Heavy wind gusts might have caused South Mountain brush fire
By Peggy Kelly
Santa Paula News
Published: January 04, 2013
A brush fire driven by gusts of up to 40 mph Santa Ana winds burned along the north face of South Mountain early Wednesday, a blaze that could have been worse if not for recent rains.
The fire was declared 100 percent contained January 2 at about 10 a.m., more than six hours after it was first reported around 3:25 a.m. The fire was reported to be burning about halfway up the mountain in the 17900 block of South Mountain Road, in the area where the southbound road takes a turn to the east and follows along the route of the Santa Clara River.

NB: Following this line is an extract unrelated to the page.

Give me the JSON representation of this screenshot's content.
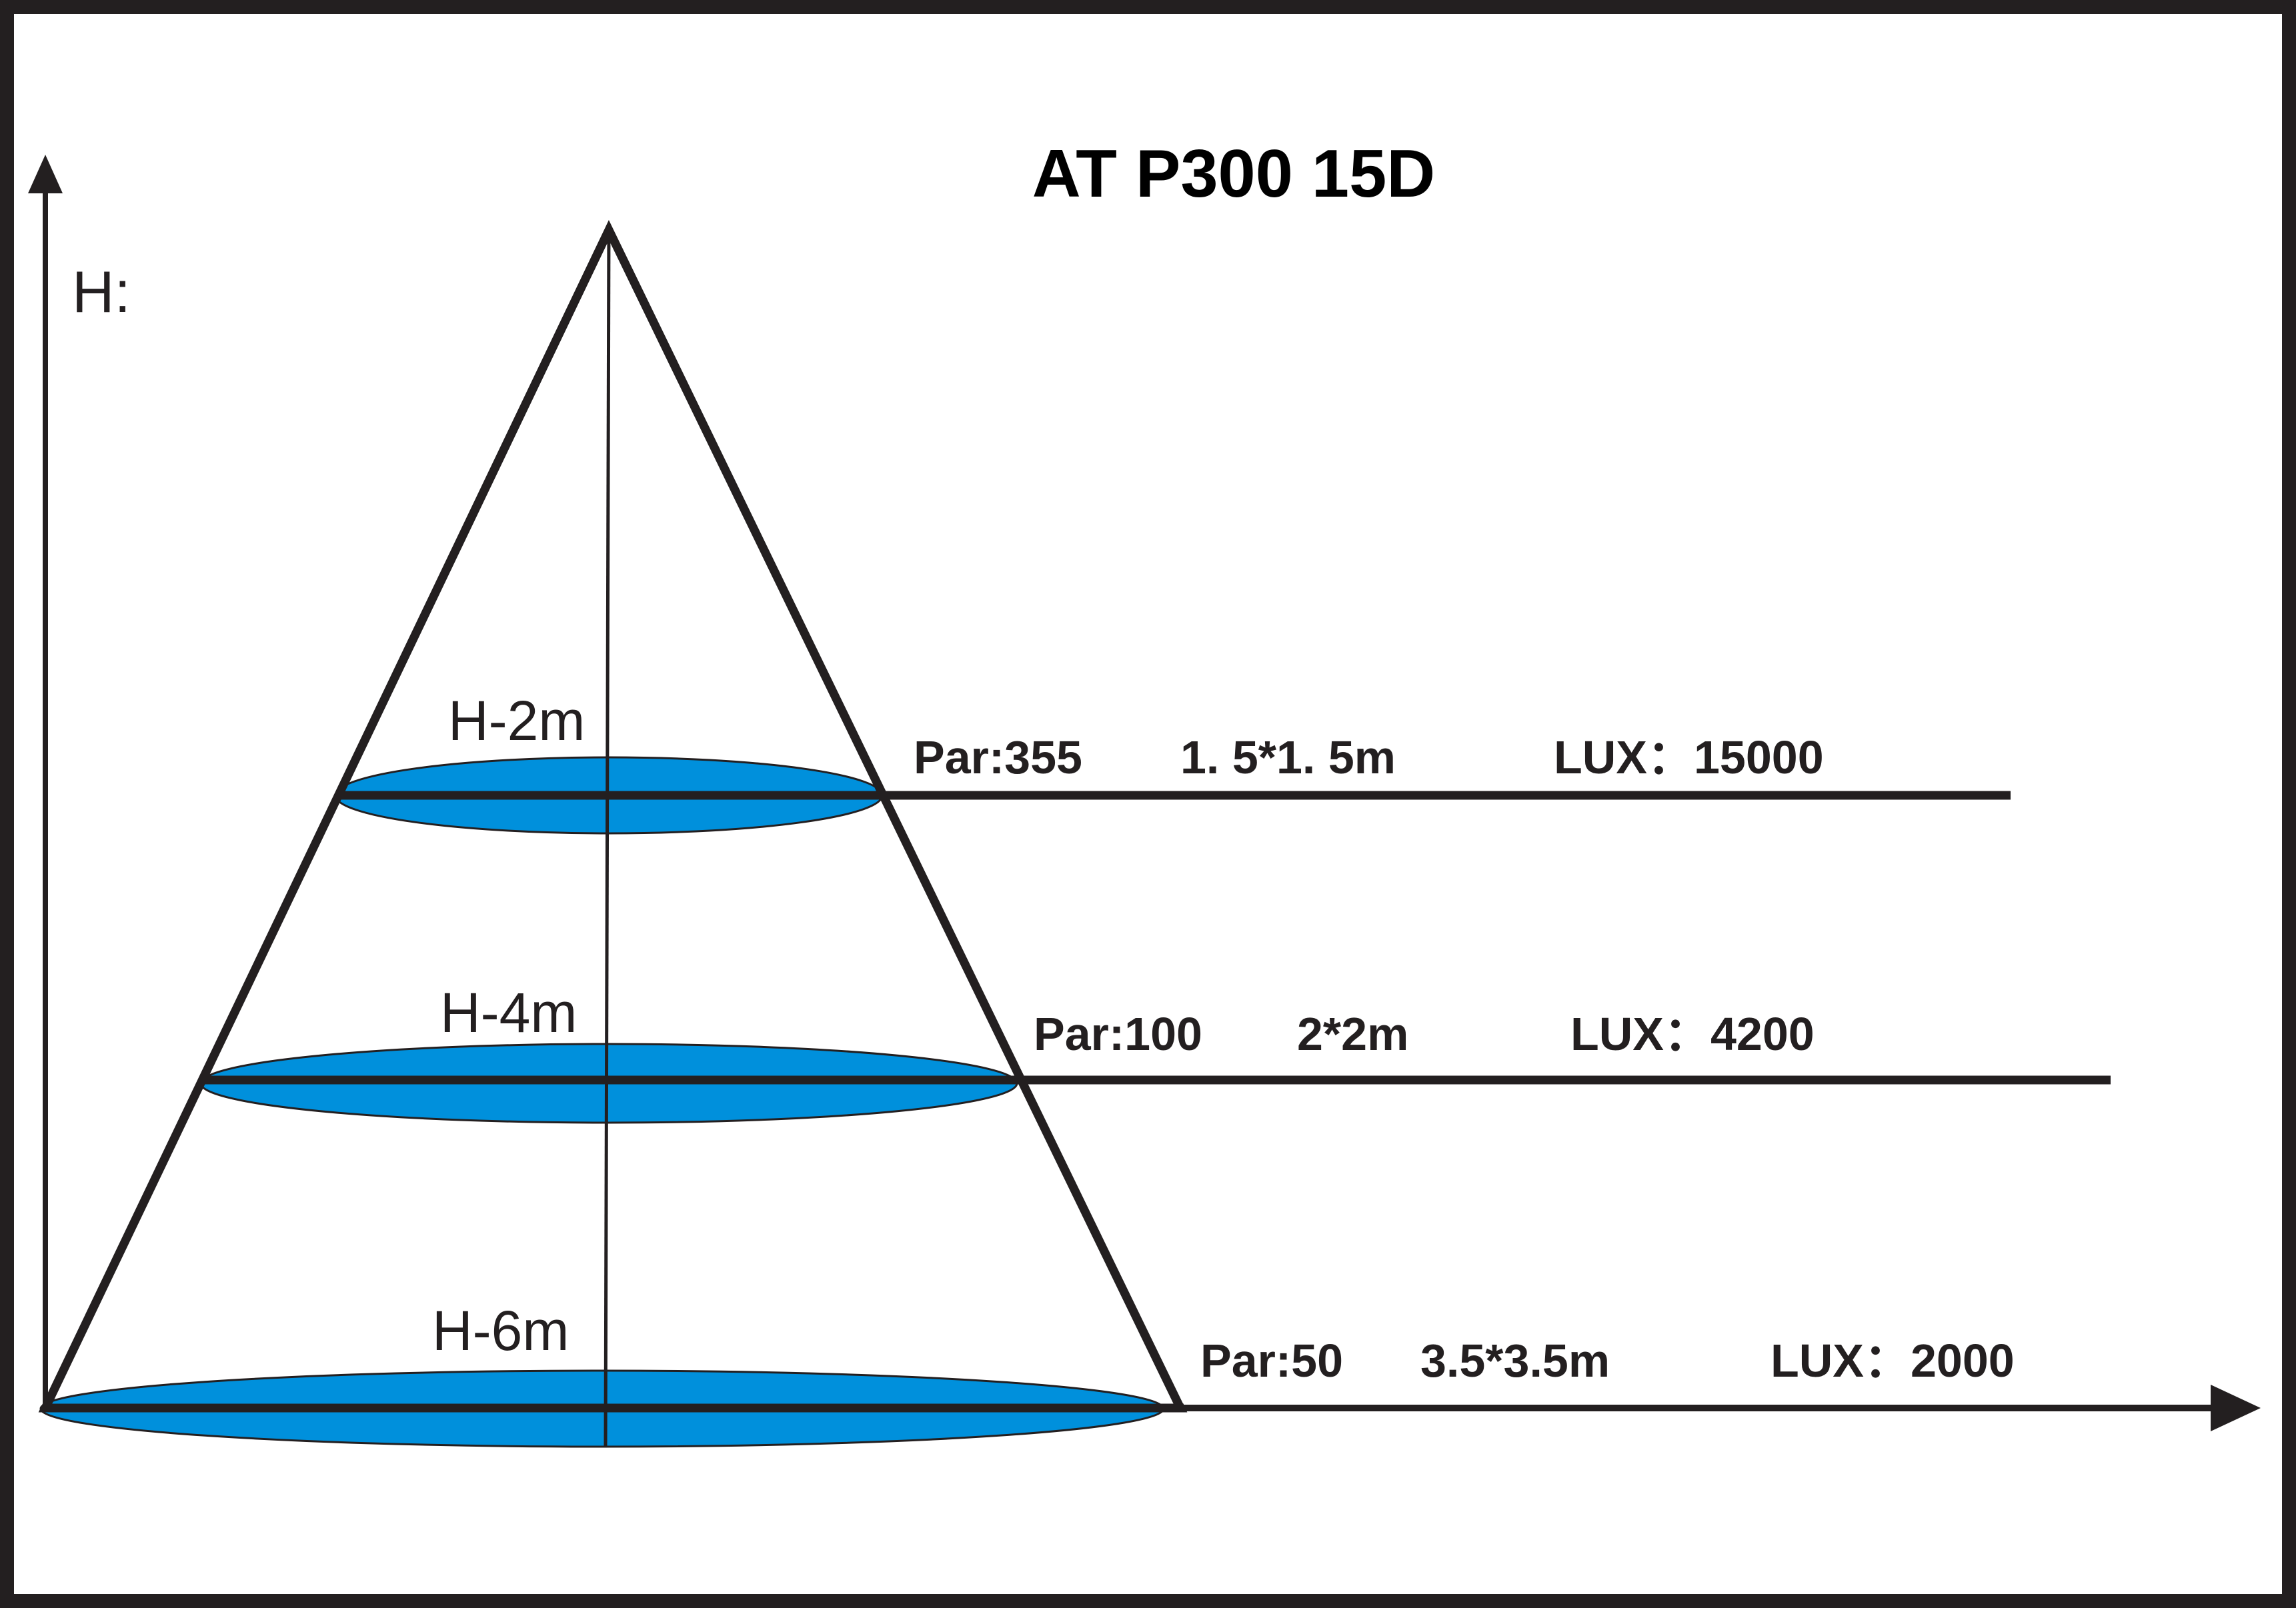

Although fully contained, firefighters will remain on scene throughout the day to investigate the cause of the fire, which burned three acres on the west side of Spur Ridge. Although the cause of the fire is as yet undetermined, reportedly first unit responders found power lines down that initially blocked access to the fire.
Incoming units were diverted from the downed power and low hanging power lines by firefighters who used glow sticks to mark the dangerous areas. Twenty-seven units in all, including a Ventura County Sheriffs Office helicopter, responded to the fire, which was declared approximately 70 percent contained at 7:30 a.m.
No structures were threatened by the blaze, which officials believe could have been worse. Recent rains helped to slow the spread of the fire by producing newer greenery that did not burn as quickly as dry brush, even as the winds continued to gust throughout the early morning hours.